Problem

Borrowing by Variable Interest Entities Hydro Corporation needed to build a new p...

Borrowing by Variable Interest Entities

Hydro Corporation needed to build a new production facility. Because it already had a relatively high debt ratio, the company decided to establish a joint venture with Rich Corner Bank. This arrangement permitted the joint venture to borrow $30,000,000 for 20 years on a fixed-interest-rate basis at a rate nearly 2 percent less than Hydro would have paid if it had borrowed the money. Rich Corner Bank purchased 100 percent of the joint venture’s equity for $200,000, and Hydro provided a guarantee of the debt to the bondholders and a guarantee to Rich Corner Bank that it would earn a 20 percent annual return on its investment.

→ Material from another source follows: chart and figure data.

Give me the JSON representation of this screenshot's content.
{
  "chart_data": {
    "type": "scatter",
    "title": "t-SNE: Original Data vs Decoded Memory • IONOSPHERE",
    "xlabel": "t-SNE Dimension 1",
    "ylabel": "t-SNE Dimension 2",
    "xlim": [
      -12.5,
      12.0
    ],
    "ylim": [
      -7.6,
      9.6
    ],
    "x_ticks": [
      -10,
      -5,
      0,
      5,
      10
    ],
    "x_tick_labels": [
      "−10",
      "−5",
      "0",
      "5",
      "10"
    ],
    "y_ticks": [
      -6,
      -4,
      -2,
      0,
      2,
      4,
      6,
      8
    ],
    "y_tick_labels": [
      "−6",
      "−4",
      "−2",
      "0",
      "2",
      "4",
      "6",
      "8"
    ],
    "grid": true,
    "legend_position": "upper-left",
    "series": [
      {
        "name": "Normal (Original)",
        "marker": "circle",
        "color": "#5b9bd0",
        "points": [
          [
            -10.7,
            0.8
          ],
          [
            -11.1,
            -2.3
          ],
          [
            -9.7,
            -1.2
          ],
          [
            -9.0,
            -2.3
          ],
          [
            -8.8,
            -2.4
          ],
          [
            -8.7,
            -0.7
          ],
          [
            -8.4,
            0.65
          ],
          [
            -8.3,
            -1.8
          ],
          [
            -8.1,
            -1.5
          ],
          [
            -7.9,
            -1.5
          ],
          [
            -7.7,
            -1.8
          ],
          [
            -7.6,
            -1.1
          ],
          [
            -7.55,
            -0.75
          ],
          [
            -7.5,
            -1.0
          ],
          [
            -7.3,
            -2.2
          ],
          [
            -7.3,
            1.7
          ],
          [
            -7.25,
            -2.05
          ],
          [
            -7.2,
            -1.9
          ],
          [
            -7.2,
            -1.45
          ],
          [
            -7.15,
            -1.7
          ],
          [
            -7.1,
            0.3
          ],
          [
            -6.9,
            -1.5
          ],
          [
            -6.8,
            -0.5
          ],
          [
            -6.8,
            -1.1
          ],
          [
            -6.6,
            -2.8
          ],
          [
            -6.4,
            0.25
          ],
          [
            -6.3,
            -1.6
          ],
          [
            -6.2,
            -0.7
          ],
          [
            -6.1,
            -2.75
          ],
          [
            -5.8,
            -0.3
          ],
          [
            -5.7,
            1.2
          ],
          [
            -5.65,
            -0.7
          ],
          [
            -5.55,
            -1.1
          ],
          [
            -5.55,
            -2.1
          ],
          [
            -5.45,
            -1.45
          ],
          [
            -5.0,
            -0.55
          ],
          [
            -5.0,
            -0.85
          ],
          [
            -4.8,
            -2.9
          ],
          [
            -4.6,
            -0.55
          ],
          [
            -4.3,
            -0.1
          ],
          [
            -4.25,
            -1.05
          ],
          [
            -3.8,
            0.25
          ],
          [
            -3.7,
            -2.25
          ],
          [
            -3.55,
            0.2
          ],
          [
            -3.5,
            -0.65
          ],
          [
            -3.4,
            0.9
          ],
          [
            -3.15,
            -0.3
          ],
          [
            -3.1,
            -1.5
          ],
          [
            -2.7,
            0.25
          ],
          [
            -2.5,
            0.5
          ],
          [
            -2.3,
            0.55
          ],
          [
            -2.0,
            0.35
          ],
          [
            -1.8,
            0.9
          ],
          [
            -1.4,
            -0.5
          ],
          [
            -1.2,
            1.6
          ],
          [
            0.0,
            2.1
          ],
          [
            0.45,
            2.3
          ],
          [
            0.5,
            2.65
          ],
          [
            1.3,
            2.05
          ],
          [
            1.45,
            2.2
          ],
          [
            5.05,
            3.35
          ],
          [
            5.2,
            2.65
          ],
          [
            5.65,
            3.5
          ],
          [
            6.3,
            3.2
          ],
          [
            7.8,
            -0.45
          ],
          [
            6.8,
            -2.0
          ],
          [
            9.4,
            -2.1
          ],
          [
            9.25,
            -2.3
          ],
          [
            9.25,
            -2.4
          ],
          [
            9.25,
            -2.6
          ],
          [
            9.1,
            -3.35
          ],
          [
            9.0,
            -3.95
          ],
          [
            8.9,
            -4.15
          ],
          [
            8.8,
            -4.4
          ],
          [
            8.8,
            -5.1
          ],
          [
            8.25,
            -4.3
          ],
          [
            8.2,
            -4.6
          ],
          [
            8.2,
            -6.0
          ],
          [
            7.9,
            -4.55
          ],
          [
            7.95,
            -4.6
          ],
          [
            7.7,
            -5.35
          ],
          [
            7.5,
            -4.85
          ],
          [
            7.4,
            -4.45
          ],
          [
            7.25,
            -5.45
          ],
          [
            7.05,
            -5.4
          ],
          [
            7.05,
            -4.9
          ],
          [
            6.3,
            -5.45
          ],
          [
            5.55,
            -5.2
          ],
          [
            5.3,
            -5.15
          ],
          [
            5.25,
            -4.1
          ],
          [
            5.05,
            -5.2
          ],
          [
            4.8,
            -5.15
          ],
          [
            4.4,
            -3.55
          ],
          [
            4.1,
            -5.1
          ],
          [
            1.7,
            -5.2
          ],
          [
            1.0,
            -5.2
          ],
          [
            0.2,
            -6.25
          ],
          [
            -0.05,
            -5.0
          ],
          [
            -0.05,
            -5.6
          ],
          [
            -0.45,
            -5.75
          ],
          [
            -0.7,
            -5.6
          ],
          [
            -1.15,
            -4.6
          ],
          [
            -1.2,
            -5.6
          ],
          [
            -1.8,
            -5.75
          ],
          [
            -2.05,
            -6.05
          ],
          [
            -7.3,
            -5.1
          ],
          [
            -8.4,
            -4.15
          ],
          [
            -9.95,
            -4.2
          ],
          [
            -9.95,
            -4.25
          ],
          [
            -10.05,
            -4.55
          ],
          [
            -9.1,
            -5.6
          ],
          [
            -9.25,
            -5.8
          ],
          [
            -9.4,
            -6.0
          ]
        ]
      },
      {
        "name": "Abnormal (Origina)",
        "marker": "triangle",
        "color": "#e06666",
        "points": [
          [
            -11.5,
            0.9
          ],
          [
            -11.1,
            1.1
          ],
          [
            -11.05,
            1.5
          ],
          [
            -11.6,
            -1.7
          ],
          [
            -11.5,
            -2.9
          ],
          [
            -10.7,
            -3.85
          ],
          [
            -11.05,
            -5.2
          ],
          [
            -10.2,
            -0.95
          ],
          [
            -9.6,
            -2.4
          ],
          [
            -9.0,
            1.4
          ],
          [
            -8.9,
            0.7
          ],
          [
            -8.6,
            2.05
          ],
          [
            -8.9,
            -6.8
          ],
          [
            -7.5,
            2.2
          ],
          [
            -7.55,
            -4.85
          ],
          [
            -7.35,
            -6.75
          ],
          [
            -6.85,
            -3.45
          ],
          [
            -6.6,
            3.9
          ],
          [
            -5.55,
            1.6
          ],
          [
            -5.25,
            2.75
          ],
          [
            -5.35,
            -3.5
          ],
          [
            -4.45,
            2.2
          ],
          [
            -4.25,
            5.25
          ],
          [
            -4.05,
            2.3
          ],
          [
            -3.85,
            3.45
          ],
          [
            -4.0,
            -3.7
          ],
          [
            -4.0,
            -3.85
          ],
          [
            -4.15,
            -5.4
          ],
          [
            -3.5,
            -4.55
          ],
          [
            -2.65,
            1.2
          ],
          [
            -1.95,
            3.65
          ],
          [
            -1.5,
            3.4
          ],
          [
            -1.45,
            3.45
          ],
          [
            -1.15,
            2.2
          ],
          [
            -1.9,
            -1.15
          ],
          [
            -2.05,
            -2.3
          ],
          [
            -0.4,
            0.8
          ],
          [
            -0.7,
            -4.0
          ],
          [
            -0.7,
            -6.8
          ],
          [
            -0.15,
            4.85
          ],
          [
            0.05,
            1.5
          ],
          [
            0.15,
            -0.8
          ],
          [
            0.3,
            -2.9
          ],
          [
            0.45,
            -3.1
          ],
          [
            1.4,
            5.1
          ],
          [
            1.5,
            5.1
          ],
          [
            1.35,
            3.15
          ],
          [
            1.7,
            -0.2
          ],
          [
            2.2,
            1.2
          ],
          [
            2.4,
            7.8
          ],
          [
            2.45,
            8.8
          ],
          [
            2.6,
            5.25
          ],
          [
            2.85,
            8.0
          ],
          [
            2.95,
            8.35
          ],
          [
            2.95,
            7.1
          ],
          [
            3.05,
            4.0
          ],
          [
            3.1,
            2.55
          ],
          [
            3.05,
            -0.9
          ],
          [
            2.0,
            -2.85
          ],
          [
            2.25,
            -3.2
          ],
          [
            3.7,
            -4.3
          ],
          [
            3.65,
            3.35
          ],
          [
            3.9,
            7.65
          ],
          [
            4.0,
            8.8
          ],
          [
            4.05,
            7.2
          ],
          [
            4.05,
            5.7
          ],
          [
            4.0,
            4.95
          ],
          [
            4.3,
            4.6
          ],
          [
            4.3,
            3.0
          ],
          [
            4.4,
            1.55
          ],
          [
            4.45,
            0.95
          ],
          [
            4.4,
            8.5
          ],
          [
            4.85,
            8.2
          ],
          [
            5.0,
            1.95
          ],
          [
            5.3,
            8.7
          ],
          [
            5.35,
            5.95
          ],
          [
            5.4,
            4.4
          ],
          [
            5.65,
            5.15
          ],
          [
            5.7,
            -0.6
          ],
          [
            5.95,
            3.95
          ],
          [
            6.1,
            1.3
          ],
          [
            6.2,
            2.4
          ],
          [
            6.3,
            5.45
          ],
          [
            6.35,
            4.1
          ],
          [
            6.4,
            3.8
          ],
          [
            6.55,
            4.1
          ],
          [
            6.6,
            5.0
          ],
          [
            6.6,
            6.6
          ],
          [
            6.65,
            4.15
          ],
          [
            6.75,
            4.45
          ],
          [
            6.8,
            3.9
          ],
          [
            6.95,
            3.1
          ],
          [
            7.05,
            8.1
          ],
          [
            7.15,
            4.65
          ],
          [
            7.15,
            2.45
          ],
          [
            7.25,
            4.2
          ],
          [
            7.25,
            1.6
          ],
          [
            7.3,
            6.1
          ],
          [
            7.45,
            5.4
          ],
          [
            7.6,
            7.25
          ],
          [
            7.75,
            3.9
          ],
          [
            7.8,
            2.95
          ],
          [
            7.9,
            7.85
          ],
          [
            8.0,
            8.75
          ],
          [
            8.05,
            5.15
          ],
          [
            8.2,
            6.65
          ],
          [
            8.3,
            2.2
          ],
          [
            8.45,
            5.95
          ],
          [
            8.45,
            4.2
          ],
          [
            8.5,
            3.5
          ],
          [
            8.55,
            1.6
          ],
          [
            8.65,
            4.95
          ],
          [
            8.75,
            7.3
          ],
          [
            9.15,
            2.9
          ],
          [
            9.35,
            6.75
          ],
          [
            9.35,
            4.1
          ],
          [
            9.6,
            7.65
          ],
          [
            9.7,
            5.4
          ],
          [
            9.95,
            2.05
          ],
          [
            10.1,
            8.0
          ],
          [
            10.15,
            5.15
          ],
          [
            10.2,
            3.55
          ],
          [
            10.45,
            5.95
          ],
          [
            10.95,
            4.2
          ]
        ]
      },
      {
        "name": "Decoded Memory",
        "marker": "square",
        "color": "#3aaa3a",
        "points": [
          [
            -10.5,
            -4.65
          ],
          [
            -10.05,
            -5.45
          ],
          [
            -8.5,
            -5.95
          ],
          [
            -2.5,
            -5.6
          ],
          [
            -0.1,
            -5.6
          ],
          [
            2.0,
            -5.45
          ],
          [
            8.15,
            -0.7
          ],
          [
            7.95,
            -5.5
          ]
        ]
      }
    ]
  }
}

On completion of the production facility, Hydro entered into a 10-year lease with the joint venture for use of the new facility. Due to the lease agreement terms, Hydro has reported the lease as an operating lease. Hydro does not report an investment in the joint venture because it holds no equity interest.

Required

As a senior member of Hydro’s accounting staff, you have been asked to investigate the financial reporting standards associated with accounting for variable interest entities and determine whether Hydro’s reporting is appropriate. Prepare a memo to Hydro’s president stating your findings and conclusions and analyzing the impact on Hydro’s financial statements if the current reporting procedures are inappropriate. Include citations to or quotations from the authoritative accounting literature in support of your findings and conclusions.